No longer do you have to be a member of an exclusive government organization in order to be a spy, modern technology has made it possible for anyone to be a spy. All you need are the right gadget accessories along with a mysterious coat, hat and sunglasses.
This crazy idea is inspired by the Illustration Friday word of the week, sneaky.
Do you ever get into arguments about what really happened? Do you forget what you did this morning? Would you like to have every moment of your life recorded for use in the documentary you’re sure they will make about you someday?
If so, you need a personal “Real Life” DVR so that you can record everything that happens to you. If you don’t want to record everything, it would still come in handy for taking notes in class and for documentation of your side of an argument.
This crazy idea is inspired by the Illustration Friday word of the week, afterwards.
There is not enough singing during grilling and that is why you need the Spatula-La. The Spatula-La is the singing spatula. It sings as it flips burgers, it sings as it flips potatoes, it even sings as it flips chicken. The only time it doesn’t sing is when it flips onions, it gets just a little too teary eyed to sing.
I get tired of taking all the extra time to find my toothbrush and tube of toothpaste, and then after I find them going through all the hassle to squirt the toothpaste onto the toothbrush in a perfect toothpaste shape onto the toothbrush. The toothbrush and toothpaste combo builds a tube of toothpaste into the handle of a toothbrush. With the toothbrush and toothpaste combo you can give a little extra squeeze if you need a little extra toothpaste in tomorrow mornings brushing.
TV watching is getting harder all the time. Sure, you have allot more choice. You can watch shows on demand, shows you have Tivo’ed, shows on pay-per-view, iTunes, Hulu, Netflix and there are probably a million other ways to watch a TV show I haven’t listed. But, what about those times when you want to shut down all brain function and just whatever is on the current channel whether it is good or not. For the situations when you want to just sit back and watch random shows based on your mood you need a “Mood Remote”. Pick what kind of mood you are in and what type of programming you want to watch and the mood remote will keep you tuned into shows you will enjoy without creating extra stress for you.
There is a crime wave going unreported.

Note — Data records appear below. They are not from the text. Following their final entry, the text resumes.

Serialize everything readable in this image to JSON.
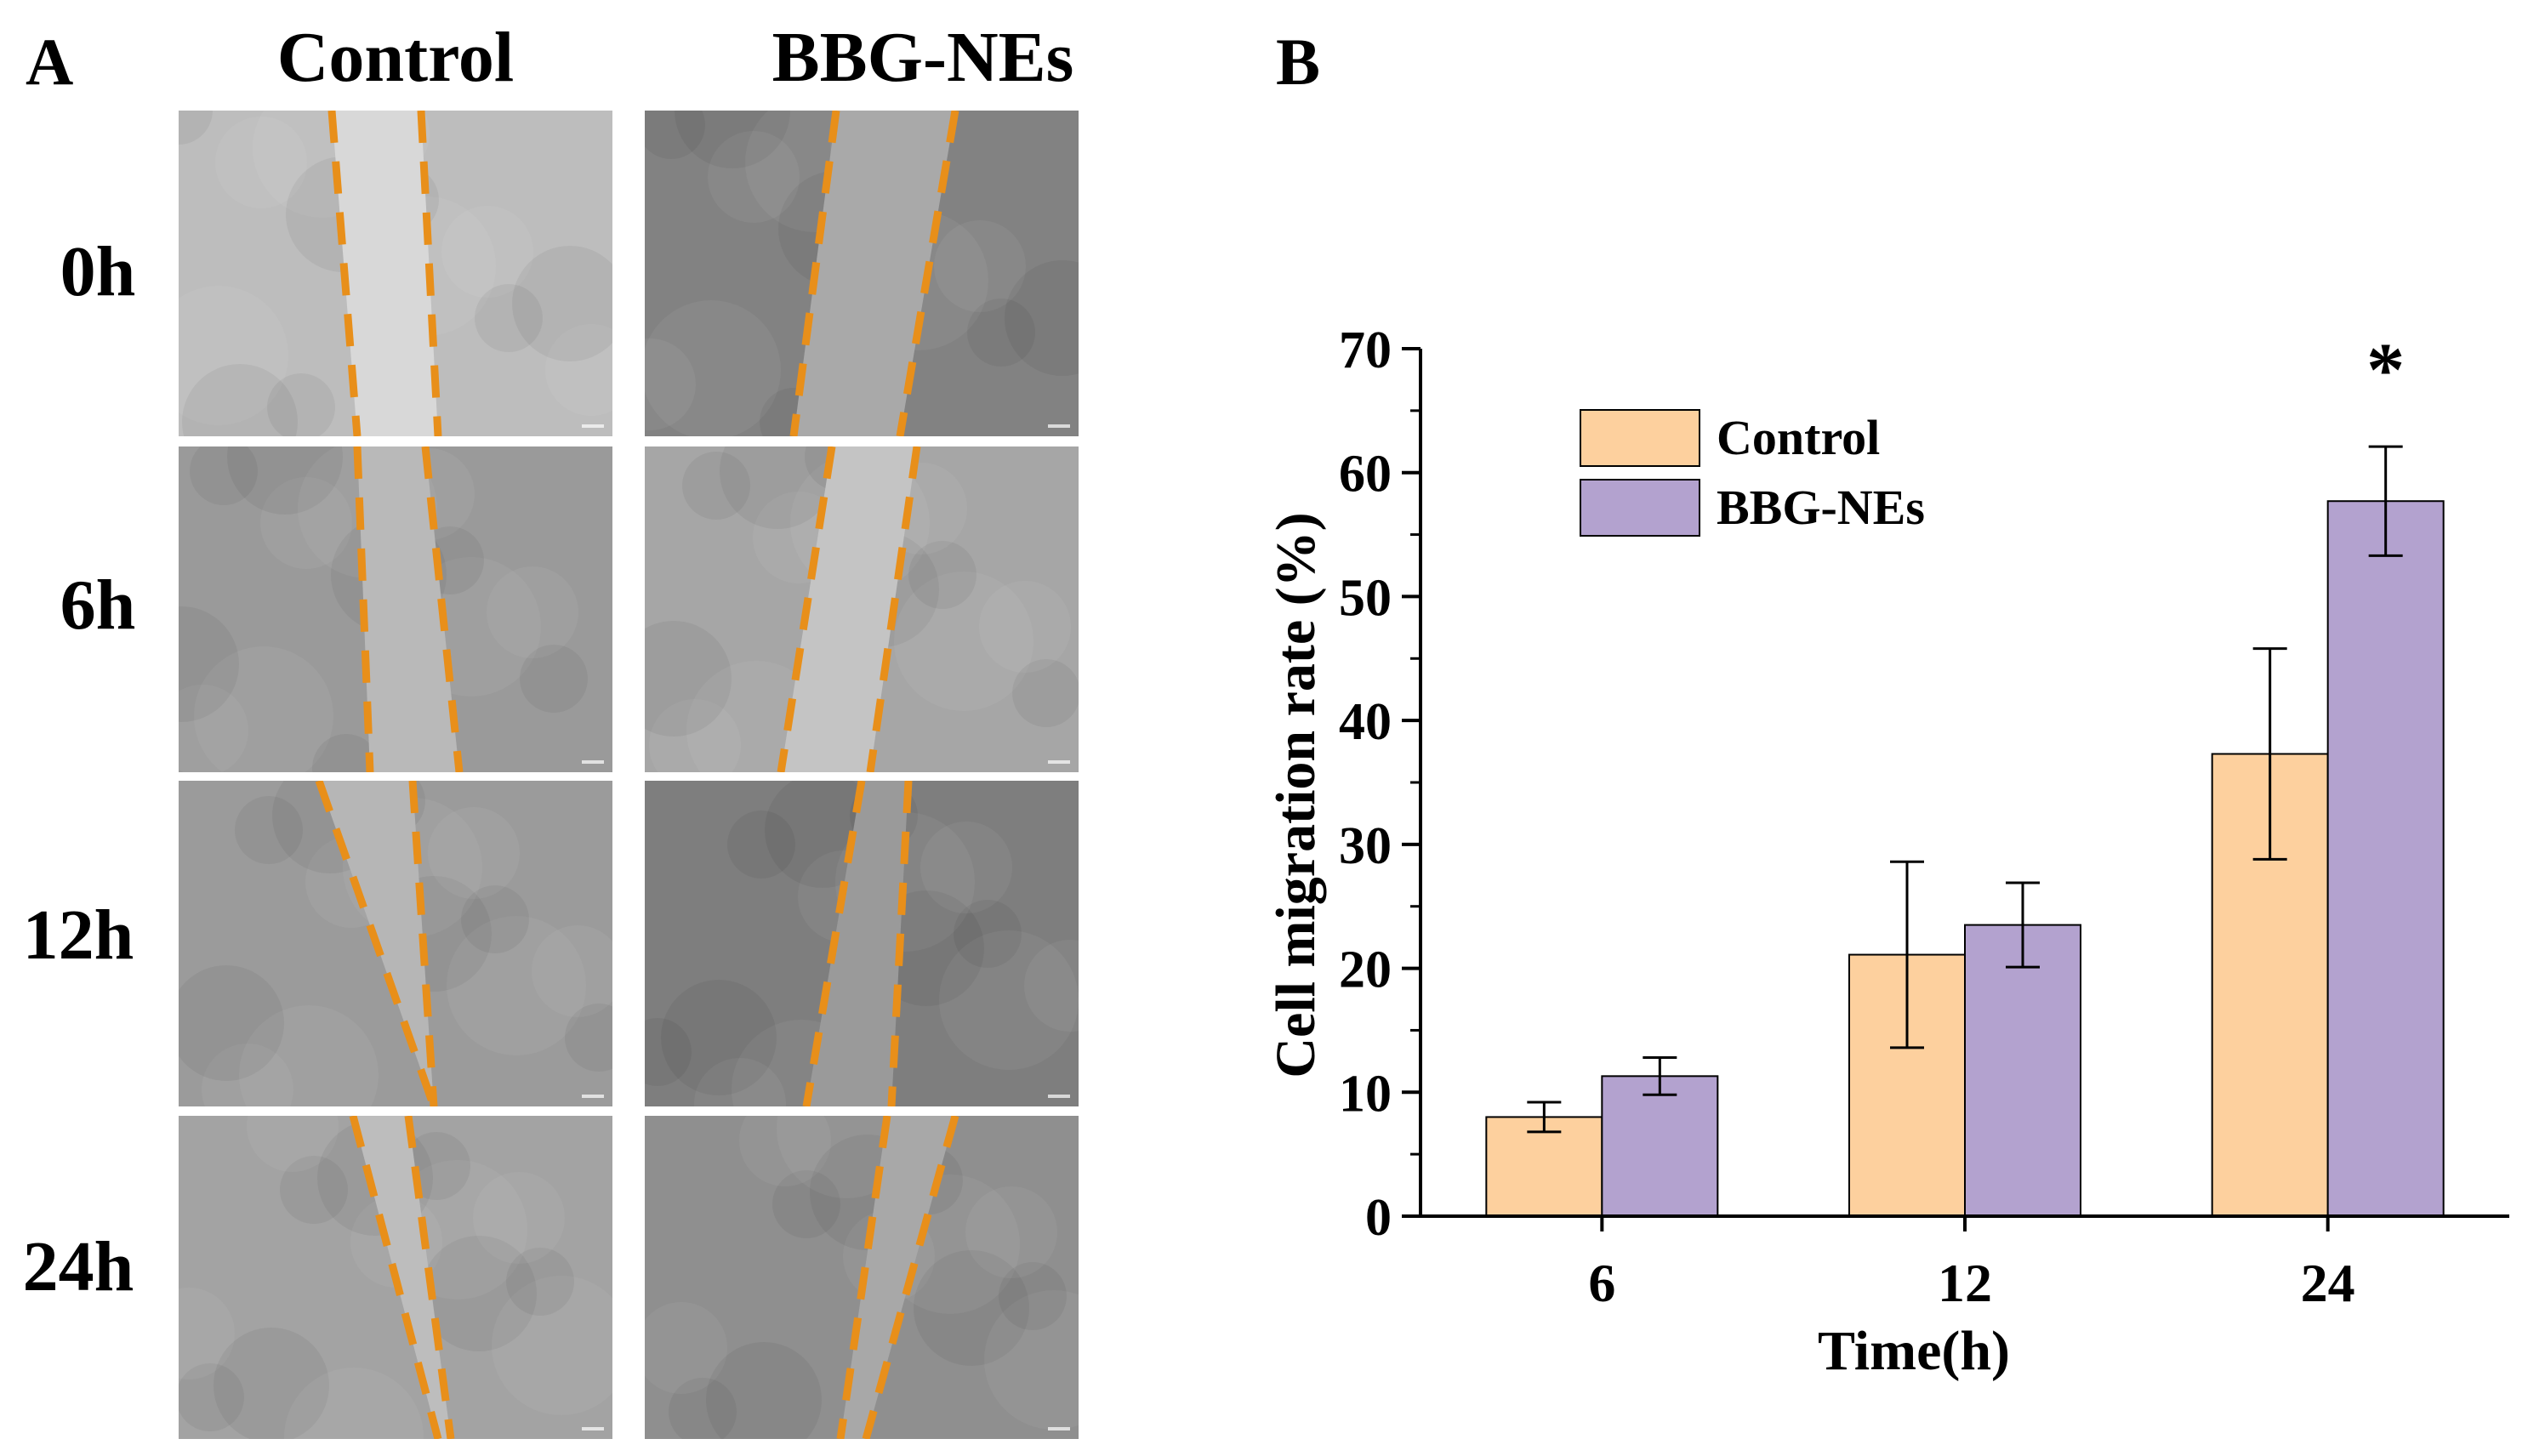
{
  "panel_a": {
    "letter": "A",
    "columns": [
      "Control",
      "BBG-NEs"
    ],
    "rows": [
      "0h",
      "6h",
      "12h",
      "24h"
    ]
  },
  "panel_b": {
    "letter": "B"
  },
  "colors": {
    "control": "#fdd09e",
    "bbg_nes": "#b3a2cf",
    "scratch_line": "#e88f1a"
  },
  "chart_data": {
    "type": "bar",
    "categories": [
      "6",
      "12",
      "24"
    ],
    "series": [
      {
        "name": "Control",
        "values": [
          8.0,
          21.1,
          37.3
        ],
        "errors": [
          1.2,
          7.5,
          8.5
        ]
      },
      {
        "name": "BBG-NEs",
        "values": [
          11.3,
          23.5,
          57.7
        ],
        "errors": [
          1.5,
          3.4,
          4.4
        ]
      }
    ],
    "annotations": [
      {
        "text": "*",
        "category": "24",
        "series": "BBG-NEs"
      }
    ],
    "xlabel": "Time(h)",
    "ylabel": "Cell migration rate (%)",
    "ylim": [
      0,
      70
    ],
    "yticks": [
      0,
      10,
      20,
      30,
      40,
      50,
      60,
      70
    ],
    "grid": false,
    "legend": "top-left"
  }
}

A crime wave of socks – mostly left socks – being stolen from dryers everywhere. The culprits are getting away and the police are too busy to track them down. But you can protect your left socks with the “Dryer Defender”.
The “Dryer Defender” bounces around with your laundry, protecting your socks from would-be thieves while at the same time providing fabric softening and just a hint of a spring breeze scent.
I hate wearing neckties. I always feel as though they are trying to strangle me. The tie just doesn’t seem to have a practical reason for being in my wardrobe.
To motivate people like myself to wear ties they should have tools built in. Like a Swiss Army Knife and necktie combination. The Tie Multi-Tool would be large enough it could include large tools a standard pocket knife would not have room for, such as a hand saw and a large crescent wrench.
I can see the Tie Multi-Tool coming in real handy the next time I get invited to a cocktail party and I need to cut a couple of boards (I wonder why people don’t invite me to parties?).
Ever go for a jog and not have any pockets to store your money or keys?
Shoes should have a storage compartment in the bottom that is easily accessible but free from sweat and foot odor. The compartment would need only be large enough to slide in a credit card, some cash or a couple of keys.
Any good spy will tell you a safe is not a very safe place to store your valuables. You need to store your valuables in someplace nobody wants to look like the bottom of your trash can. Thieves and espionage agents will never think to look for a secret compartment in the bottom of your trash can. If you are still worried your trash isn’t stinky enough to detour would be felons add a couple of poopy diapers, they are sure to keep all bad guys away (unless they lack a sense of smell).
Theme music makes everyone cooler. Just think how much more fun it would be if your own personal theme song was playing the next time you are out for a walk, or shopping at the grocery store.
That theme music dream of yours can happen with the “Playin Your Theme Sneakers”. These are shoes with built in speakers that will blast your personal theme song every time you take a step. Now go out pick up a flashy new outfit, learn some martial arts moves and you will be staring in own TV show in no time.